Since Yahoo puts most incoming spams in my spam box instead of deleting them entirely, I get to do two comparisons. One is the number of spams in my spam box vs. the number of spams in my inbox, and one is the number of legitimate messages in my spam box vs. the number of legitimate messages in my inbox.
So I think I can estimate pretty accurately that Yahoo catches about 90% of incoming spams with 10% false negatives.
And I think I can estimate pretty accurately that Yahoo passes about 97% of incoming legitimate messages with 3% false positives.
The latest false positive was informative. Yahoo judged an incoming legitimate message to be spam, not because of its contents, and not because of the IP address of the originating sender, but because of the IP address of the sending mail server. And the sending mail server was ... ready for this?
I guess Yahoo discovered that Yahoo sends enough spams, they judged themselves. But this particular message wasn't spam.
Sorry I forgot to mention a way that you can improve your estimates. If you have a web mail service like Yahoo, then you can add buttons for users to report misfiled messages before they take downloads to their real inboxes.
ya NORMAN I really agree with ....
The problem is that without filters that are individually tuned to each user you are going to really struggle to get past your current filtering rates.
Its always difficult to see the picture from the customers side... as Phil says, some of your customers may be receiving more spam than ham which is very bad for the customer - even though your stats may show 99% which look pretty good on paper!

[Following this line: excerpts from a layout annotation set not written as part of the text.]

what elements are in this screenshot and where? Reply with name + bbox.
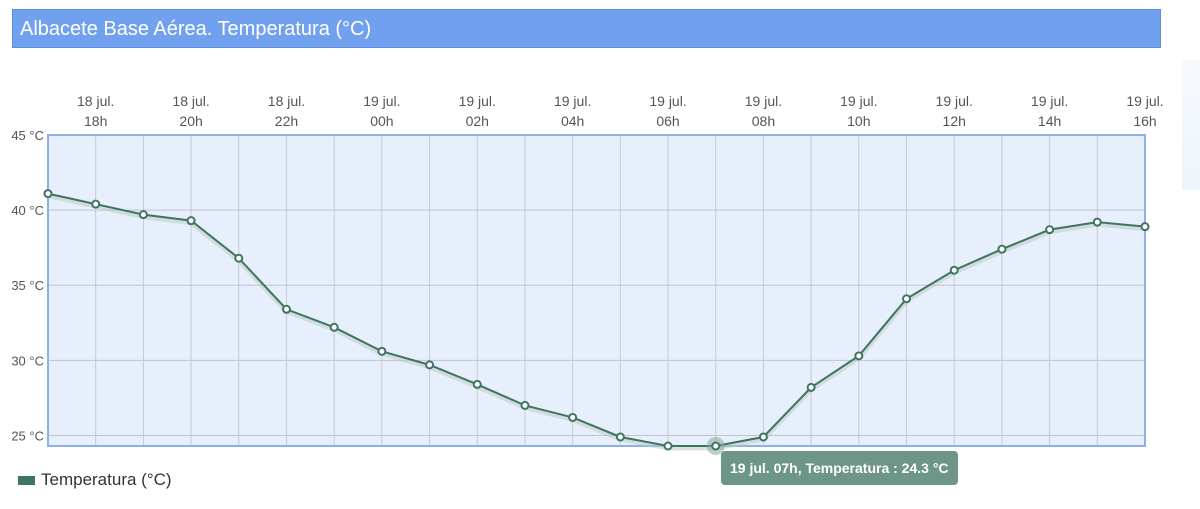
legend-label: Temperatura (°C) xyxy=(41,470,172,489)
x-tick-label-date: 18 jul. xyxy=(268,93,305,109)
data-point xyxy=(425,360,435,370)
data-point xyxy=(186,216,196,226)
data-point xyxy=(1045,225,1055,235)
data-point xyxy=(806,382,816,392)
x-tick-label-hour: 06h xyxy=(656,113,679,129)
x-tick-label-date: 19 jul. xyxy=(1031,93,1068,109)
data-point xyxy=(520,400,530,410)
data-point xyxy=(997,244,1007,254)
x-tick-label-date: 19 jul. xyxy=(459,93,496,109)
legend-swatch xyxy=(18,475,35,485)
data-point xyxy=(568,412,578,422)
data-point xyxy=(854,351,864,361)
x-tick-label-date: 19 jul. xyxy=(840,93,877,109)
data-point xyxy=(329,322,339,332)
chart-title: Albacete Base Aérea. Temperatura (°C) xyxy=(20,18,372,40)
x-tick-label-hour: 10h xyxy=(847,113,870,129)
data-point xyxy=(1140,222,1150,232)
data-point xyxy=(902,294,912,304)
series-line-shadow xyxy=(47,193,1146,451)
data-tooltip: 19 jul. 07h, Temperatura : 24.3 °C xyxy=(721,451,958,485)
data-point xyxy=(1092,217,1102,227)
data-point xyxy=(43,189,53,199)
plot-area xyxy=(48,135,1145,446)
x-tick-label-hour: 02h xyxy=(466,113,489,129)
data-point xyxy=(472,379,482,389)
plot-border xyxy=(47,134,1146,447)
data-point xyxy=(711,441,721,451)
data-point xyxy=(281,304,291,314)
x-tick-label-date: 19 jul. xyxy=(554,93,591,109)
data-point xyxy=(663,441,673,451)
x-tick-label-date: 19 jul. xyxy=(1126,93,1163,109)
data-point xyxy=(615,432,625,442)
x-tick-label-date: 19 jul. xyxy=(363,93,400,109)
y-tick-label: 40 °C xyxy=(11,203,44,218)
x-tick-label-hour: 00h xyxy=(370,113,393,129)
y-tick-label: 30 °C xyxy=(11,353,44,368)
legend[interactable]: Temperatura (°C) xyxy=(18,470,172,490)
data-point xyxy=(91,199,101,209)
x-tick-label-hour: 08h xyxy=(752,113,775,129)
edge-decoration xyxy=(1182,60,1200,190)
x-tick-label-hour: 20h xyxy=(179,113,202,129)
x-tick-label-hour: 14h xyxy=(1038,113,1061,129)
y-tick-label: 25 °C xyxy=(11,428,44,443)
data-point xyxy=(138,210,148,220)
x-tick-label-hour: 04h xyxy=(561,113,584,129)
x-tick-label-date: 19 jul. xyxy=(649,93,686,109)
chart-title-bar: Albacete Base Aérea. Temperatura (°C) xyxy=(12,9,1161,48)
x-tick-label-date: 18 jul. xyxy=(77,93,114,109)
x-tick-label-hour: 18h xyxy=(84,113,107,129)
data-point xyxy=(377,346,387,356)
x-tick-label-hour: 16h xyxy=(1133,113,1156,129)
series-line xyxy=(47,192,1146,447)
x-tick-label-date: 18 jul. xyxy=(172,93,209,109)
x-tick-label-hour: 22h xyxy=(275,113,298,129)
y-tick-label: 35 °C xyxy=(11,278,44,293)
data-point xyxy=(758,432,768,442)
x-tick-label-date: 19 jul. xyxy=(745,93,782,109)
y-tick-label: 45 °C xyxy=(11,128,44,143)
x-tick-label-hour: 12h xyxy=(943,113,966,129)
x-tick-label-date: 19 jul. xyxy=(936,93,973,109)
data-point xyxy=(234,253,244,263)
data-point xyxy=(949,265,959,275)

Interesting blog though (Just discovered it and bookmarked).
The worlds only guaranteed spam blocker
MS's Frontbridge.com and 88.blacklist.zap should provide valid information on why a domain is black listed!!! It blocks routinely one of our user's email and we have zero tolerance of spammers. It doesn't even provide a delisting method that actually works. Why reinvent the wheel? Shouldn't blacklisting be left to one of the already credible (and reliable) services available like spamhaus.net?